As they’ve been threatening to do for the past several months, today the Republican controlled Congress passed a bill to eliminate the defense portion of the sequestration cuts agreed to during last year’s debt ceiling negotiations and replace them with cuts in non-defense spending:
The House voted Thursday to override steep cuts to the Pentagon’s budget mandated by last summer’s debt deal and replace them with spending reductions to food stamps and other mandatory social programs.
While doomed in the Senate and opposed by the White House, the legislation, which would reduce the deficit by $243 billion, is a Republican marker for post-election budget talks with the White House.
Members approved the Sequester Replacement Reconciliation Act in a party-line 218-199 vote. As expected, the bill was supported by nearly all Republicans — only 16 opposed it, and no Democrats supported it.
Republicans voting against the bill were Reps. Justin Amash (Mich.), Roscoe Bartlett (Md.), Charlie Bass (N.H.), John Duncan (Tenn.), Mike Fitzpatrick (Pa.), Chris Gibson (N.Y.), Louie Gohmert (Texas), Jaime Herrera Beutler (Wash.), Tim Johnson (Ill.), Walter Jones (N.C.), Raul Labrador (Idaho), Steve LaTourette (Ohio), Frank LoBiondo (N.J.), Todd Platts (Pa.), Ed Whitfield (Ky.) and Frank Wolf (Va.). GOP Rep. James Sensenbrenner (Wis.) voted present.

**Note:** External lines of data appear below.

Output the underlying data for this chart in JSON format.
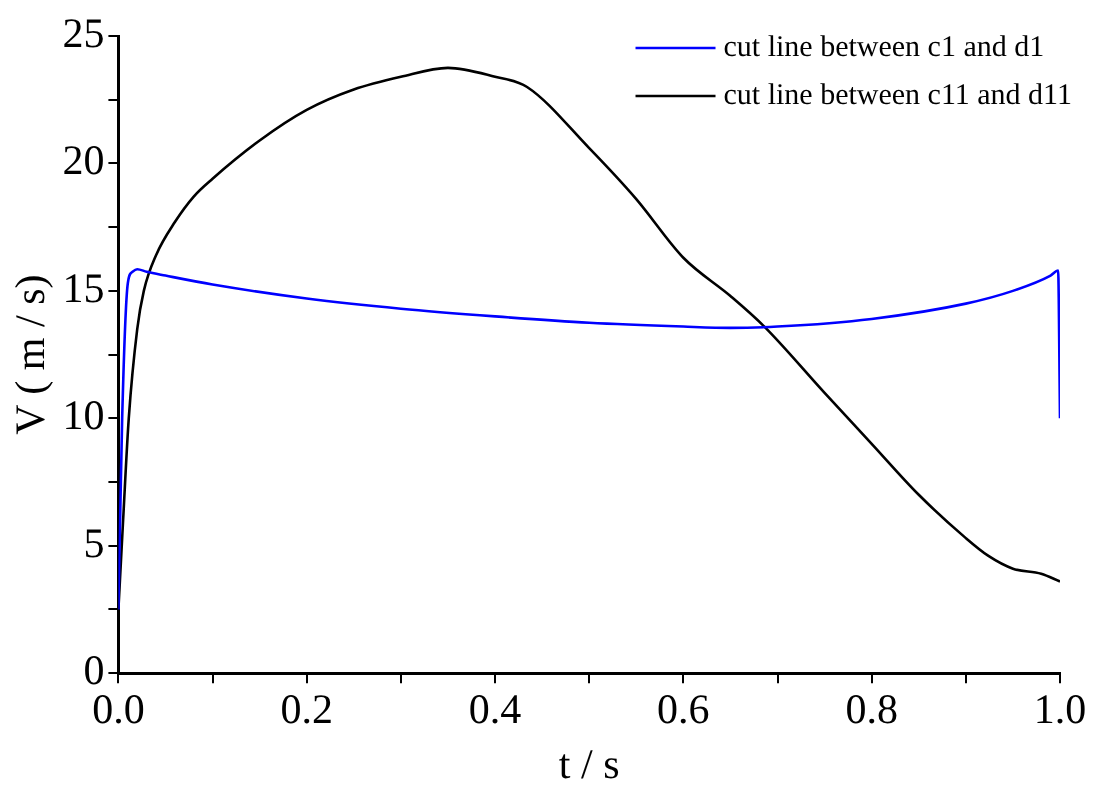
{
  "chart_data": {
    "type": "line",
    "xlabel": "t / s",
    "ylabel": "V ( m / s)",
    "xlim": [
      0,
      1
    ],
    "ylim": [
      0,
      25
    ],
    "xticks": [
      {
        "value": 0,
        "label": "0.0"
      },
      {
        "value": 0.1,
        "label": null
      },
      {
        "value": 0.2,
        "label": "0.2"
      },
      {
        "value": 0.3,
        "label": null
      },
      {
        "value": 0.4,
        "label": "0.4"
      },
      {
        "value": 0.5,
        "label": null
      },
      {
        "value": 0.6,
        "label": "0.6"
      },
      {
        "value": 0.7,
        "label": null
      },
      {
        "value": 0.8,
        "label": "0.8"
      },
      {
        "value": 0.9,
        "label": null
      },
      {
        "value": 1,
        "label": "1.0"
      }
    ],
    "yticks": [
      0,
      {
        "value": 2.5,
        "label": null
      },
      5,
      {
        "value": 7.5,
        "label": null
      },
      10,
      {
        "value": 12.5,
        "label": null
      },
      15,
      {
        "value": 17.5,
        "label": null
      },
      20,
      {
        "value": 22.5,
        "label": null
      },
      25
    ],
    "grid": false,
    "legend": "top right",
    "marker": "none",
    "line_style": "solid",
    "series": [
      {
        "name": "cut line between c1 and d1",
        "color": "#0000ff",
        "x": [
          0,
          0.004,
          0.01,
          0.015,
          0.02,
          0.03,
          0.05,
          0.1,
          0.2,
          0.3,
          0.4,
          0.5,
          0.6,
          0.65,
          0.7,
          0.8,
          0.9,
          0.95,
          0.99,
          0.998,
          1.0
        ],
        "values": [
          2.5,
          10,
          15.3,
          15.75,
          15.85,
          15.75,
          15.6,
          15.25,
          14.7,
          14.3,
          14.0,
          13.75,
          13.6,
          13.55,
          13.6,
          13.9,
          14.5,
          15.0,
          15.6,
          15.8,
          10.0
        ]
      },
      {
        "name": "cut line between c11 and d11",
        "color": "#000000",
        "x": [
          0,
          0.005,
          0.011,
          0.02,
          0.027,
          0.04,
          0.06,
          0.08,
          0.1,
          0.15,
          0.2,
          0.25,
          0.3,
          0.35,
          0.4,
          0.434,
          0.5,
          0.55,
          0.6,
          0.65,
          0.686,
          0.75,
          0.8,
          0.85,
          0.9,
          0.924,
          0.95,
          0.98,
          1.0
        ],
        "values": [
          2.5,
          6,
          10,
          13.5,
          15,
          16.4,
          17.7,
          18.7,
          19.4,
          20.9,
          22.1,
          22.9,
          23.4,
          23.75,
          23.4,
          23.0,
          20.6,
          18.6,
          16.3,
          14.8,
          13.6,
          11.0,
          9.0,
          7.0,
          5.3,
          4.6,
          4.1,
          3.9,
          3.6
        ]
      }
    ]
  }
}
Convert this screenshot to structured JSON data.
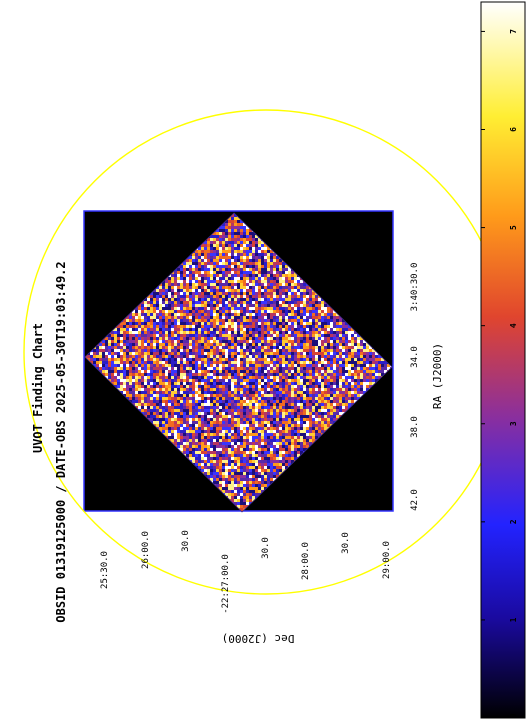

Republicans cast the bill as a first step back toward controlling federal spending, after years of allowing spending and deficits to balloon.
This isn’t entirely surprising, of course. Even before the ink was dry on the debt ceiling deal last August, the defense hawks in the House GOP Caucus were already talking about undoing the defense cuts and while the budget hawks and the House leadership were insisting at the time that the deal had to stay intact. Earlier this year, though, while Republican Senators began leading the effort to rollback the defense cuts and the House leadership soon fell in line, sending a signal that the deal that had been reached in August was effectively dead as far as they were concerned.
None of this is ever going to make it through the Senate, of course, and President Obama has already said he would veto and deal to undo the sequestration cuts unless it was part of a more comprehensive deal on the budget. What this is really about, then, is to set up a negotiating position for later in the year, most likely during a lame duck session after the Presidential and Congressional elections. The Republicans also want to keep this alive for the election, because it plays into the false meme that Obama is trying to weaking the military.
The reality, of course, is that these sequestration cuts don’t really amount to much of anything to begin with. What we’re talking about here aren’t spending cuts, but cuts in the rate of growth of spending. At the end of the ten years over which these cuts would take place, the Pentagon won’t end up much worse off than it would have under the budget that was under consideration last August before the deal was made:
Rather than cutting $400 billion in defense spending through 2023, as President Barack Obama had proposed in April, the current debt proposal trims $350 billion through 2024, effectively giving the Pentagon $50 billion more than it had been expecting over the next decade.
With the wars in Iraq and Afghanistan winding down, experts said, the overall change in defense spending practices could be minimal: Instead of cuts, the Pentagon merely could face slower growth.
“This is a good deal for defense when you probe under the numbers,” said Lawrence Korb, a defense expert at the Center for American Progress, a left-leaning research center. “It’s better than what the Defense Department was expecting.”
Under the sequestration cuts, what we’re actually talking about is spending $50 billion less in projected spending every year for ten years. As I noted back in November, if we can’t afford to cut that relatively tiny amount from the defense budget, then we’re doing something wrong:
If we cannot afford to cut $50 billion a year from the defense budget then we will never get a handle on the exploding Federal Budget deficit, and the idea that the cuts that would have to be implemented would endanger America is the same kind of fearmongering we hear every time one weapons system or another gets questioned. You can be sure, for example, that the defense industry lobby has been whispering in the ears of Republicans all over Capitol Hill, because their chief concern isn’t what’s best for the United States, but what’s best for the defense industry.
That’s the sad truth of what’s really going on not only in this case but with the absurdly astronomical increases in defense spending that Mitt Romney is proposing. None of this is really concerned about what’s really necessary for national security. If it was, we’d be talking about global strategies, how best to apply the military to those strategies, and what it would cost to do so. Instead, the Pentagon has become just another vast hole down which a lot of money is being thrown and then, every now and then, some President decides that we may as well use all that money to bomb somebody. How that is enhancing our national security is beyond me.